Inclusion Criteria:

          -  Men and women who are ≥18 years old.

          -  Pathologically confirmed advanced solid tumor cancers

          -  For Cohort 1, documented activating HER2 mutation in lung cancer by CLIA laboratory,
             specifically exon 20 insYVMA (Y772_A775dup), insGSP (G778_P780dup), insTGT
             (G776delinsVC), single base pair substitutions L755A, L755S, V777L, V659E, S310F, or
             another HER2 mutation approved by the Principal Investigator

          -  For Cohorts 2, 3, 4, documented HER2 amplification identified through next generation
             sequencing by MSK-IMPACT or at another Clinical Laboratory Improvement Amendments
             (CLIA) laboratory, or documented HER2 amplification by in-situ hybridization (ISH)
             with HER2/CEP17 ratio ≥2.0 at a CLIA laboratory. Patients with HER2 amplification
             identified by another method or criteria must be approved by the Principal
             Investigator and may enroll in the "Other" Cohort 4.

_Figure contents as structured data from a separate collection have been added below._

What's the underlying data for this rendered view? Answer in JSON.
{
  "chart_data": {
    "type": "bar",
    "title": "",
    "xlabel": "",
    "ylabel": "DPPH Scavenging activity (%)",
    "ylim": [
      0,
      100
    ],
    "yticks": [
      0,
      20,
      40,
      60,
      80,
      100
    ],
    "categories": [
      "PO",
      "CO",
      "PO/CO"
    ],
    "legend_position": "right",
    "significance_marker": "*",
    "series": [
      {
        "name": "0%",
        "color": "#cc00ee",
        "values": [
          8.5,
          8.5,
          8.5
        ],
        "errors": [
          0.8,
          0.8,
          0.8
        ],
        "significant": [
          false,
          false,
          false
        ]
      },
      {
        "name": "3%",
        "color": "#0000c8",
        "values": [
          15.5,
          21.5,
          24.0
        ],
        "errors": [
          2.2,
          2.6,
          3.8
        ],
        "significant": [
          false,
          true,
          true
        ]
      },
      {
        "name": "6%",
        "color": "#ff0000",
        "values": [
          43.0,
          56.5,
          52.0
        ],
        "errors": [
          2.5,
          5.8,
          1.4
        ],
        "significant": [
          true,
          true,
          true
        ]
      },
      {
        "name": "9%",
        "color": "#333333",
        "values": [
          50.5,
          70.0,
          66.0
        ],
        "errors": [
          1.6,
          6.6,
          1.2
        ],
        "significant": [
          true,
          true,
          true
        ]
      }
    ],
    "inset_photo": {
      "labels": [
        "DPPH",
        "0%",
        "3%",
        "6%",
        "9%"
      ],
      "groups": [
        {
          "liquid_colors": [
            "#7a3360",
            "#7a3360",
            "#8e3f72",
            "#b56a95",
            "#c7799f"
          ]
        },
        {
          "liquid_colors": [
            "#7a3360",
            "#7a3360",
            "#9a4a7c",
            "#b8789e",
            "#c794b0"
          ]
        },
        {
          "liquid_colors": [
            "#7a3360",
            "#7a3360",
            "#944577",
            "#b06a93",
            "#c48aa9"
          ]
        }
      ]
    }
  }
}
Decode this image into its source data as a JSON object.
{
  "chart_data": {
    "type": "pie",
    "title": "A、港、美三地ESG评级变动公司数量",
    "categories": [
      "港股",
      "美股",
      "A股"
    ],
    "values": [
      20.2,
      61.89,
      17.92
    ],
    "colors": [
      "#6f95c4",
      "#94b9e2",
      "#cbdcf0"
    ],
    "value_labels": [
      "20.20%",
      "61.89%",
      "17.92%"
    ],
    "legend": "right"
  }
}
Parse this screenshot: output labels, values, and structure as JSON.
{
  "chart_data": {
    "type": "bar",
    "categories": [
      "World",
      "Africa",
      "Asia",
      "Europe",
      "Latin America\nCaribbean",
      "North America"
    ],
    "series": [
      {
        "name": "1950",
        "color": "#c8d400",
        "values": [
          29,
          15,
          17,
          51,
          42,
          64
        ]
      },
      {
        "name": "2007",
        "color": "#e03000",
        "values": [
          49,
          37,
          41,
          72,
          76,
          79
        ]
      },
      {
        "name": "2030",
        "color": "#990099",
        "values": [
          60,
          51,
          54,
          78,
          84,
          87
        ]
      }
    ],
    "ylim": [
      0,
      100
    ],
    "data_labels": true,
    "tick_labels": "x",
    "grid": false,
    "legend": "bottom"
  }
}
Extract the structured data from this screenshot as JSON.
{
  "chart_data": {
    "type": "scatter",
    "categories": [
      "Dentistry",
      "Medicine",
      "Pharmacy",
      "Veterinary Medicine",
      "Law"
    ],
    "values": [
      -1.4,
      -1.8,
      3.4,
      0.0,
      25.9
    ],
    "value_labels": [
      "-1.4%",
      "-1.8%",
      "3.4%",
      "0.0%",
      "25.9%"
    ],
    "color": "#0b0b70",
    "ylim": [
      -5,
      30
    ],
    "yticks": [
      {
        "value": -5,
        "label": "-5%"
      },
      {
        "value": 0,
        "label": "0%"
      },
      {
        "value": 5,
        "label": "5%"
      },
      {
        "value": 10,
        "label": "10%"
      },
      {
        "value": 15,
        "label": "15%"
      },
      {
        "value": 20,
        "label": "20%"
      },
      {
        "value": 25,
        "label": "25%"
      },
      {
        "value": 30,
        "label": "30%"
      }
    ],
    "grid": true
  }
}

          -  Measurable or evaluable indicator lesion(s) as defined by RECIST v1.1. Patients
             without RECIST measurable disease will be eligible for enrollment to "Other" cohort
             provided their disease can be evaluated using another accepted response criteria (e.g.
             Gynecologic Cancer InterGroup (GCIG) CA125 Response Criteria, PET Response Criteria in
             Solid Tumors (PERCIST).

          -  Karnofsky Performance Status 70% or above.

          -  Left ventricular ejection fraction (LVEF) ≥50% measured by echocardiogram (ECHO) or
             multiple gated acquisition scan (MUGA).

          -  Negative β-human chorionic gonadotropin (hCG) pregnancy test within 2 weeks before
             enrollment for premenopausal women of reproductive capacity and for women less than 12
             months after menopause. Pregnancy screening will be conducted for women up to the age
             of 50 years per institutional standard.

          -  Women of child bearing potential must agree to use of a highly effective method of
             contraception from the time of informed consent until 6 months after the last dose of
             ado-trastuzumab emtansine. Men must agree to use a barrier method of contraception
             while on treatment and for 6 months after the last dose of ado-trastuzumab emtansine.

          -  Absolute neutrophil count ≥ 1,000/µL within 30 days prior to C1D1

          -  Platelet count ≥ 100,000/µL within 30 days prior to C1D1

          -  Total bilirubin ≤ 1.5 x institutional upper limit of normal (ULN), in case of
             Gilbert's syndrome, ≤ 2x ULN within 30 days prior to C1D1

          -  Aspartate aminotransferase and/or alanine aminotransferase ≤ 3 x ULN (≤ 5 x ULN if
             liver metastases are present) within 30 days prior to C1D1

          -  Provide written, informed consent to participate in the study and follow the study
             procedures

        Exclusion Criteria:

          -  Prior therapy resulting in cumulative epirubicin dose ≥ 900mg/m2 or cumulative
             doxorubicin dose ≥ 500mg/m2 or equivalent dose of another anthracycline.

          -  Prior therapy with ado-trastuzumab emtansine (patients who had prior trastuzumab or
             other HER2 targeted agents are eligible).

          -  Symptomatic congestive heart failure (New York Heart Association Classification
             II-IV).

          -  Myocardial infarction or unstable angina within 6 months of enrollment.

          -  Unstable ventricular arrhythmia requiring treatment.

          -  Grade 3 or worse peripheral neuropathy as defined by CTCAE v4.1.

          -  Women who are pregnant or breast-feeding.

          -  Known hypersensitivity to any component of ado-trastuzumab emtansine.